Perhaps recognizing this, the designers split Blacklist’s multiplayer missions into batches of three or four, with each set assigned by a different member of your Fourth Echelon team and reflecting that person’s play style. Charlie’s quartet of scenarios are a Horde mode in which you must survive wave after wave of progressively more difficult opponents, while Grim’s ops are pure ghost jobs that are failed if you’re spotted. I much prefer the latter myself, though I appreciate the variety. Even the Charlie missions are a hoot to tackle in different ways – non-lethally one time, then guns-blazing another. The only mission that falls flat is the second of Briggs’ set, which devolves into an exact rip-off of Call of Duty: Modern Warfare 2’s classic AC-130 Spec Ops mission where one player rains missiles from above and the other tries to survive on the ground. We’ve just seen that one too many times, and it’s a misfit in a game that’s supposed to be about stealth.

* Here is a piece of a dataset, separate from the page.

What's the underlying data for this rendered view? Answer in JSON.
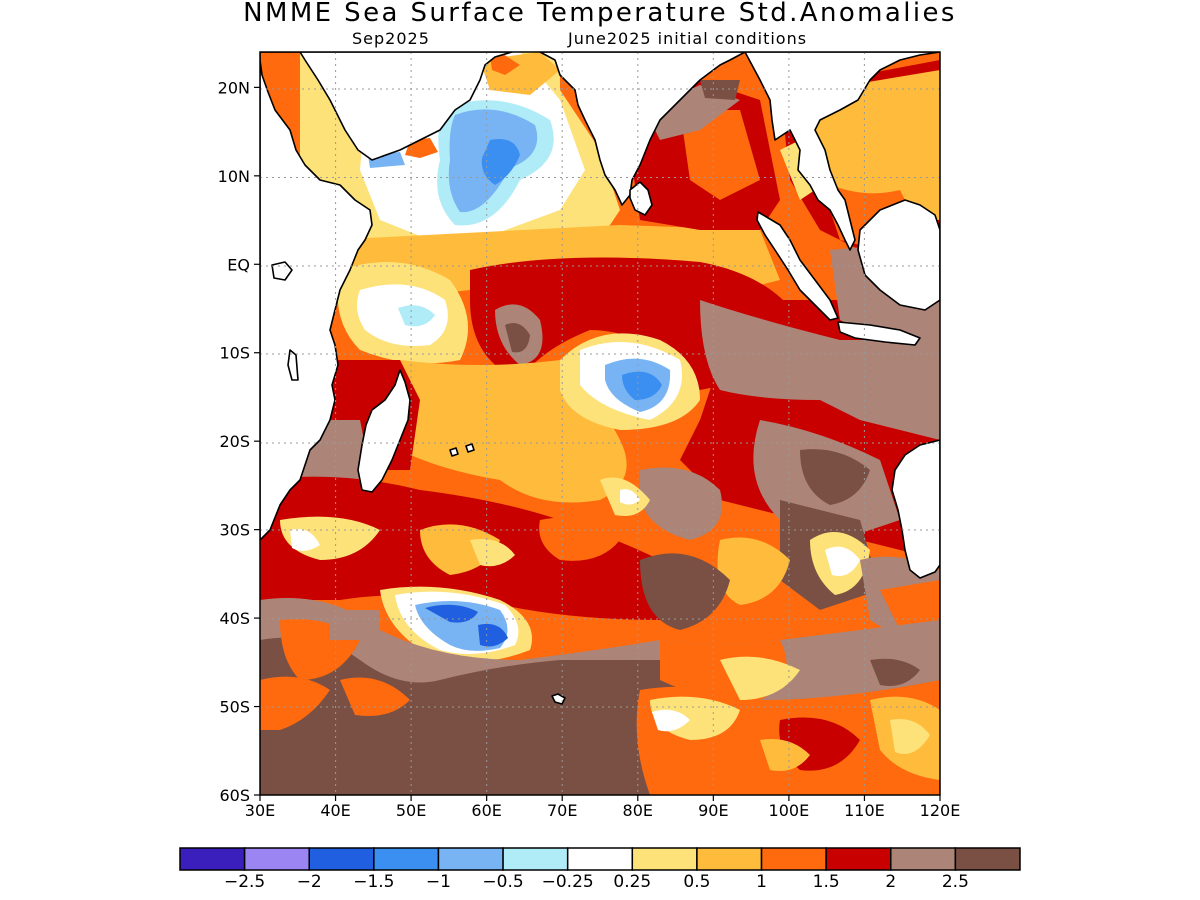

It’s the long-awaited comeback of asymmetrical multiplayer mode Spies vs. Mercs – last seen in 2006's Double Agent – that’s likely to be the most enduring portion of the powerful Blacklist package. It pits Fisher-esque spies (playing in third-person view) against slower, well-armed Mercenaries (playing in first-person). In both the 2v2 Classic mode that mimics the original Pandora Tomorrow mode as much as possible and the new 4v4 Blacklist version (that adds customizable loadouts) the cat-and-mouse battles between the diametrically opposed classes makes for some of the freshest multiplayer in gaming today. You’re wholly dependent on your partner in Classic, though the larger player groups in Blacklist mode invite welcome chaos as the spies try to hack the terminal and the mercs try to stop them.

All in all, though, the new Spies vs. Mercs is not quite as good as its progenitor because it lacks some of the more inventive features. For instance, neither team has gadgets that enable them to listen in on the voice chatter of their rivals, nor can the spies grab mercs from behind and taunt them over the mic, but it’s an impressive modernization. It plays much faster than ever – spies can slit the throats of their foes with a run-by tap of the X button, for example – and most if its game modes are home runs. Team Deathmatch is the exception to that. It allows you to have spies and mercs on the same team, but it’s both unappealing and confusing since you’ll have a tough time deciphering who’s a friend and who’s a foe. Uplink, on the other hand, is where the mixed teams shine, as tug-of-war control points organically funnel all of the action to one hotspot, and here cooperation between classes allow for more creative and intelligent strategies. I’m going to be playing this for weeks, if not months, just as I did in Pandora Tomorrow and Chaos Theory.

The Verdict

Splinter Cell: Blacklist is a sweet middle ground between the Panther-like action of Conviction and the Ghost-like stealth of Chaos Theory. The delightful improbable success of this compromise is a testament to game design that always has choice in mind. It’s well worth replaying the campaign with an alternate playstyle, a different set of preferred gadgets, and/or on Perfectionist mode. And, like the series’ Chaos Theory peak it can’t help but be compared to, Blacklist’s also packing a pair of multiplayer modes that could stand proudly on their own. Splinter Cell is back on the right shadowy track.

9.2

Amazing

Multiple-choice gameplay rooted in stealth plus co-op and the return of Spies vs. Mercs make Blacklist a great package.